A través de este desdoblamiento, Cien años de soledad se convierte en el Quijote de la literatura latinoamericana. Como el Caballero de la Triste Figura, los hombres y mujeres de Macondo sólo pueden acudir a una novela —esta novela— para comprobar que existen. La creación de un lenguaje novelesco como prueba del ser. La novela como acta de nacimiento, como negación de los falsos documentos del estado civil que hasta hace poco encubrían nuestra realidad. Lenguaje-ficción-verdad contra léxico-oratoria-mentira: Cien años de soledad contra las arrogantes cartas de relación de los conquistadores, contra las incumplidas leyes de Indias de los monarcas, contra las violadas constituciones de los libertadores, contra las humillantes cartas de la alianza para el progreso de los opresores. Contra todos los textos que nos disfrazan, un signo novelesco que nos identifica indeleblemente, como esas cruces del Miércoles de Ceniza que jamás se borrarán de las frentes de los treinta y siete hijos naturales de Aureliano Buendía: cruz de tierra quemada, negro signo, de bautizo y también blanco de la muerte para los fusiles de las dictaduras y las oligarquías que gracias a esa cruz de carne reconocerán siempre, y siempre asesinarán, a los hijos rebeldes —bastardos— del patriarca.

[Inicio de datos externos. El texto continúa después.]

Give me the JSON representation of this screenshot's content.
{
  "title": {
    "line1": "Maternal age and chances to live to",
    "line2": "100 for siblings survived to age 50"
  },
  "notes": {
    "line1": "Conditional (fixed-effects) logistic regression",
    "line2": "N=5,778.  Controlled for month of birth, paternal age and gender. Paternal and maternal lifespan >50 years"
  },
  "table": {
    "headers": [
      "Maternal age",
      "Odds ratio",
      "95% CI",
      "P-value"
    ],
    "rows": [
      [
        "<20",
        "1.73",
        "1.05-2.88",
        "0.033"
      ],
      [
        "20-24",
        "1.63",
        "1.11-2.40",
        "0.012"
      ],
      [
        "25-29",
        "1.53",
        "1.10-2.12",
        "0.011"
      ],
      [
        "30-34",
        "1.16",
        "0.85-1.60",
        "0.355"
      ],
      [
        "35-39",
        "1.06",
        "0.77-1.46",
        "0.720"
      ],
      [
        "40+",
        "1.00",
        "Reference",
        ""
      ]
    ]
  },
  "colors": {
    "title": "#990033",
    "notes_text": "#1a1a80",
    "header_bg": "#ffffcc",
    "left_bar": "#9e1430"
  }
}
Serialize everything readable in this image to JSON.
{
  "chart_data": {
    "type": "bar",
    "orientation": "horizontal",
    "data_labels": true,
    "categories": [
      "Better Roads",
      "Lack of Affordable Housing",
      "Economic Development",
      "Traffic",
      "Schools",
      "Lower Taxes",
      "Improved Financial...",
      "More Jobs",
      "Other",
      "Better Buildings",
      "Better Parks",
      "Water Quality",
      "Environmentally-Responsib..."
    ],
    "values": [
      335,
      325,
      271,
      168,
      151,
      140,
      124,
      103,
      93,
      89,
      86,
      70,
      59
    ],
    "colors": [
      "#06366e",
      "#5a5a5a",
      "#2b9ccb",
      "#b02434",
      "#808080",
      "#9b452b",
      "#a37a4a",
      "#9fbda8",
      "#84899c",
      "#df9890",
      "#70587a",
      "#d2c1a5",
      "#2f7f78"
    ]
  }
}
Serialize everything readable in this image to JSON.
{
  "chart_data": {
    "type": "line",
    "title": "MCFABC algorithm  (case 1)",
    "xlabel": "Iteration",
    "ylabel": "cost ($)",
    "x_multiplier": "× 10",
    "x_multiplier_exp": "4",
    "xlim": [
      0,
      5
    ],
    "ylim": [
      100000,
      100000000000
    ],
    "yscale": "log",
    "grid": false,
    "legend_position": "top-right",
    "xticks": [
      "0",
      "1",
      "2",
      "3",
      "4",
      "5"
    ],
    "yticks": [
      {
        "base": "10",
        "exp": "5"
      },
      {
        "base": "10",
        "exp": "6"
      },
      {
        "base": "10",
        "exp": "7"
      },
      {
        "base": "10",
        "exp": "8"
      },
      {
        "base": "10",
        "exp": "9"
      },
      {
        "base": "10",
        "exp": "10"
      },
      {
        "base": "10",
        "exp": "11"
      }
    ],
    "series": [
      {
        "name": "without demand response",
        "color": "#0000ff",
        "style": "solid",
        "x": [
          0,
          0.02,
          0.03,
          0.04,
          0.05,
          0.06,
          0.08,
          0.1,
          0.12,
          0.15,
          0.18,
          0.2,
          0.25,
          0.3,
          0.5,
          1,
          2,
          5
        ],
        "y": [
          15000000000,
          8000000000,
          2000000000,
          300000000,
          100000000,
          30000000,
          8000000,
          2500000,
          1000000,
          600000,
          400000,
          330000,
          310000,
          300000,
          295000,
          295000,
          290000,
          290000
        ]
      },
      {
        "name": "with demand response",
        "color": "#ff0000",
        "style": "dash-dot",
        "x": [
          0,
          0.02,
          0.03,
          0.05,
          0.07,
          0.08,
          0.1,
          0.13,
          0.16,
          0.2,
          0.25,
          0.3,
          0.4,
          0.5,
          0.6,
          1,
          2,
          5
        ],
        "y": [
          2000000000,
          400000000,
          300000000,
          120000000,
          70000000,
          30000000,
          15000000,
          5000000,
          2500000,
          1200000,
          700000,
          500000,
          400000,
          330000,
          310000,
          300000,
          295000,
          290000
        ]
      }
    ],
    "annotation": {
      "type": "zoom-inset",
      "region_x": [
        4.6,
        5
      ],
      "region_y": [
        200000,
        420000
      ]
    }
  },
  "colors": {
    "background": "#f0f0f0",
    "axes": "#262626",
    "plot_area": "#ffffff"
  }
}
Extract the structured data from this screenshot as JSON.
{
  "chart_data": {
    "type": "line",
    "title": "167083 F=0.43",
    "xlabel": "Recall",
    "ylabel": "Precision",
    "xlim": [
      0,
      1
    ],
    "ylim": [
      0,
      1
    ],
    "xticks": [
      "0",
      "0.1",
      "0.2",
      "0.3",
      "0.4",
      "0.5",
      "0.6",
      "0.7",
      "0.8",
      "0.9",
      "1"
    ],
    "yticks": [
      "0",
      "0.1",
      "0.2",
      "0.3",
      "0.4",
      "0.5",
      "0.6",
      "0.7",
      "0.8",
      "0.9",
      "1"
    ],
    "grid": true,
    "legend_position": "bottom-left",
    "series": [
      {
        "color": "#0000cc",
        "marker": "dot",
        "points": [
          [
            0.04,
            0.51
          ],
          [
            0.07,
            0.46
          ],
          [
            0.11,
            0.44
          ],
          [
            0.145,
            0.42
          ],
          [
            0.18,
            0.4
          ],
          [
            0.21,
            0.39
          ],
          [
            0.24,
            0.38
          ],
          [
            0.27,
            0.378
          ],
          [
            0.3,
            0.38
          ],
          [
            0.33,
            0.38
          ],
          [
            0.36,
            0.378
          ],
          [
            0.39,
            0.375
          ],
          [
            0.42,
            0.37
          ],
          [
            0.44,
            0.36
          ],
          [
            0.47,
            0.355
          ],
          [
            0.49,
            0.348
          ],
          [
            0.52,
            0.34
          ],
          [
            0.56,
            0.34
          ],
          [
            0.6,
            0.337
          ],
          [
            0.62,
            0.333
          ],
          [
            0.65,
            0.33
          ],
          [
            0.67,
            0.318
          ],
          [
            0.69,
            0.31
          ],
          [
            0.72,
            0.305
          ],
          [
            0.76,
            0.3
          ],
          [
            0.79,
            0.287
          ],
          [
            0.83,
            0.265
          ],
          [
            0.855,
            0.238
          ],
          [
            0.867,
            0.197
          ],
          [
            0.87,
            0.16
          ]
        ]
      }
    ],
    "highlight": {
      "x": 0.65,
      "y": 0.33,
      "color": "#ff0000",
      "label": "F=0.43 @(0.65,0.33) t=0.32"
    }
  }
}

Contra los crímenes invisibles, contra los criminales anónimos, García Márquez levanta, en nuestro nombre, un verbo y un lugar. Bautiza, como el primer Buendía, como Alejo Carpentier, todas las cosas de un continente sin nombre. Y crea un lugar. Sitio del mito: Macondo. García Márquez, fabulista, sabe que la presencia se disuelve sin un sitio (lugar de resistencias) que sea todos los sitios: un lugar que los contenga a todos, que nos contenga a todos: sede del tiempo, consagración de los tiempos, lugar de cita de la memoria y el deseo, presente común donde todo puede recomenzar: un templo, un libro. Cien años de soledad reinicia, reactualiza, reordena —hace contemporáneos— todos los presentes de una zona de la imaginación hispanoamericana que durante mucho tiempo pareció perdida para las letras, sometida a la pesada tiranía del folklore, del testimonio naturalista y de la denuncia ingenua. No es la menor de las virtudes de García Márquez que en su obra transforme el mal en belleza y en humor. La mitad negra de la historia latinoamericana emergía en las viejas novelas de Gallegos, Rivera e Icaza como la encarnación de un mal aislado, impenetrable, tremendista, finalmente irrisorio por ajeno y por definido. García Márquez se da cuenta de que nuestra historia no es sólo fatal: también, de una manera oscura, la hemos deseado. Además, convierte el mal en humor porque, deseado, no es una abstracción ajena a nuestras vidas: es lo otro, lo que podemos ver fuera de nosotros pero como parte de nosotros, reducido a su encuentro irónico, proporcional, azaroso, con nuestras debilidades cotidianas y nuestras representaciones imaginarias.

Nueva disolución de las falsas disyuntivas y polémicas en torno a realismo y fantasía, arte comprometido y arte puro, literatura nacional y literatura cosmopolita, la obra de García Márquez destruye estos a-prioris idiotas para proclamar, y conquistar, un derecho a la imaginación que, ella sí, sabe distinguir entre mistificaciones en las que un pasado muerto quiere pasar por presente vivo y mitificaciones en las que un presente vivo recupera, también, la vida del pasado.

© Carlos Fuentes: García Márquez: La segunda lectura. Publicado en La nueva novela hispanoamericana, 1969.